いくつかベンチマークテストを使用して、かんたんに性能をチェックしてみました。使用したドライバは「NVIDIA GeForce Game Ready Driver 516.59」です。

  • 3DMark「Night Raid」

  • 3DMark「Wild Life」

  • 3DMark「Fire Strike」

  • 3DMark「Time Spy」

  • 『FF14ベンチマークテスト 暁月のフィナーレ』

いずれも結果もやや厳しめ。超軽量なNight Raidではなめらかに描画されていましたが、比較的軽いはずのWild Lifeですらコマ落ちが見受けられます。Fire StrikeやTime Spyに至っては完全に無理そう。FF14ベンチマークテスト 暁月のフィナーレ(デスクトップPC、高品質)の描画も不安定で、60fpsには届かない様子でした。

ちなみに、NVIDIAいわくGeForce GTX 1050 Tiに性能で比肩するとのこと。そこで2016年に掲載されたベンチマークテストと見比べてみたところ、比肩というよりはやや劣っている印象です。もちろんテスト構成が全く違うので単純な比較にはほぼ意味がありませんが、当時より圧倒的に高性能なCPUを組み合わせても、全体的なゲーミング性能で上回ることはできないという結果でした。

実売価格は2.5万円前後。
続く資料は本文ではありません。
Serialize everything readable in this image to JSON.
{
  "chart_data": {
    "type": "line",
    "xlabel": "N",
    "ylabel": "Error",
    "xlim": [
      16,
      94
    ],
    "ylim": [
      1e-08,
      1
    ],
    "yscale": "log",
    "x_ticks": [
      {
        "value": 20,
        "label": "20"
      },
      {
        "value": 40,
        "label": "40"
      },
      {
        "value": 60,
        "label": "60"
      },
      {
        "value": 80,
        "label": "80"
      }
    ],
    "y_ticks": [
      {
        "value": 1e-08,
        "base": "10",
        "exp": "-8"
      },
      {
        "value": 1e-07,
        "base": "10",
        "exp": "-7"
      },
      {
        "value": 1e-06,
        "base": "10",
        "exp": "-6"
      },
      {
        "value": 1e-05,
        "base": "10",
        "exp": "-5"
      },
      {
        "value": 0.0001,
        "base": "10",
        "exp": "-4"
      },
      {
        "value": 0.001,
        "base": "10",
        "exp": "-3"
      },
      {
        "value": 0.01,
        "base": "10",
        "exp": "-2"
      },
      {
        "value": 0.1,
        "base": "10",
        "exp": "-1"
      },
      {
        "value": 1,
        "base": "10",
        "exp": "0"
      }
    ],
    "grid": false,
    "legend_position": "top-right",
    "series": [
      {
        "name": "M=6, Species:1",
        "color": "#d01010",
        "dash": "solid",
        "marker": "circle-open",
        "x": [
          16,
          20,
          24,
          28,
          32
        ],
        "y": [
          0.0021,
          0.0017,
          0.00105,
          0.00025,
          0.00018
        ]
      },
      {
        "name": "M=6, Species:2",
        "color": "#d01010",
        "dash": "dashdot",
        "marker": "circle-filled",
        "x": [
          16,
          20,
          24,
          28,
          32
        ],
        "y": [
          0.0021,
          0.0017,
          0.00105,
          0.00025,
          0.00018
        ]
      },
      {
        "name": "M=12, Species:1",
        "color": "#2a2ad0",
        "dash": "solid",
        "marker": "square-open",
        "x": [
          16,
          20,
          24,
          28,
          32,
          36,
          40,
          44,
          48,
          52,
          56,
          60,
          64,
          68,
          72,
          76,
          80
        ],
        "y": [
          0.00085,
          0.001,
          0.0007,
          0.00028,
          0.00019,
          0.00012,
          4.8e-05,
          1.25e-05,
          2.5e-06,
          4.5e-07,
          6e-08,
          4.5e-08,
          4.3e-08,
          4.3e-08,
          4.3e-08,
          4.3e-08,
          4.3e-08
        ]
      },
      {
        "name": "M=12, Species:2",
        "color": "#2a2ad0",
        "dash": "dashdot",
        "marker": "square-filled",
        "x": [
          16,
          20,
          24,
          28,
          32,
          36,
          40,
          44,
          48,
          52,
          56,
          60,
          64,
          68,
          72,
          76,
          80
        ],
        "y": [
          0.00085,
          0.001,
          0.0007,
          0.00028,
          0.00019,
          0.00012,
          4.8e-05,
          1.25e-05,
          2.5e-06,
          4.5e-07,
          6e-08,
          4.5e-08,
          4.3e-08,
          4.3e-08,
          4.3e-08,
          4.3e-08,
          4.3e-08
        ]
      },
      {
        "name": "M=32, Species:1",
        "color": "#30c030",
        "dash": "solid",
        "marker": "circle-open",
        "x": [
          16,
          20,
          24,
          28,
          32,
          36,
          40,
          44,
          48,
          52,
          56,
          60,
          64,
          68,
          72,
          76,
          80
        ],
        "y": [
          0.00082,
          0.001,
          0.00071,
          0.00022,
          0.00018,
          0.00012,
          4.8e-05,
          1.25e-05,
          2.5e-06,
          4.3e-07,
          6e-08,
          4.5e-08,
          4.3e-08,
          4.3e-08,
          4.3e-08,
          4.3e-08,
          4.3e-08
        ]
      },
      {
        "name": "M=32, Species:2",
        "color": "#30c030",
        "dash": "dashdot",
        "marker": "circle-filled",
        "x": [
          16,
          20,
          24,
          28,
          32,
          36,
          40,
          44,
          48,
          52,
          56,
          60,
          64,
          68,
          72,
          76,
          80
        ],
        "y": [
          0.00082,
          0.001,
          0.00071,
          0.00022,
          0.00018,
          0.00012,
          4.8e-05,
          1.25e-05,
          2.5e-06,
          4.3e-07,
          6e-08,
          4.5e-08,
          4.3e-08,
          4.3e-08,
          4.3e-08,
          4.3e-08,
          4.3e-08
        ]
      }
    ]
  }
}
マルチディスプレイ向きか

今回Palitの「GeForce GTX 1630 Dual」を試用していて一番印象に残ったのは、とにかく静かなところ。消費電力はピーク時でも75Wととても小さく、ベンチマークテスト以外でファンが回っているシーンは全くありませんでした。本格的なゲーミングには向かないかもしれませんが、ちょっとPCで『ウマ娘 プリティーダービー』を遊んでみるくらいなら快適に使えると思います。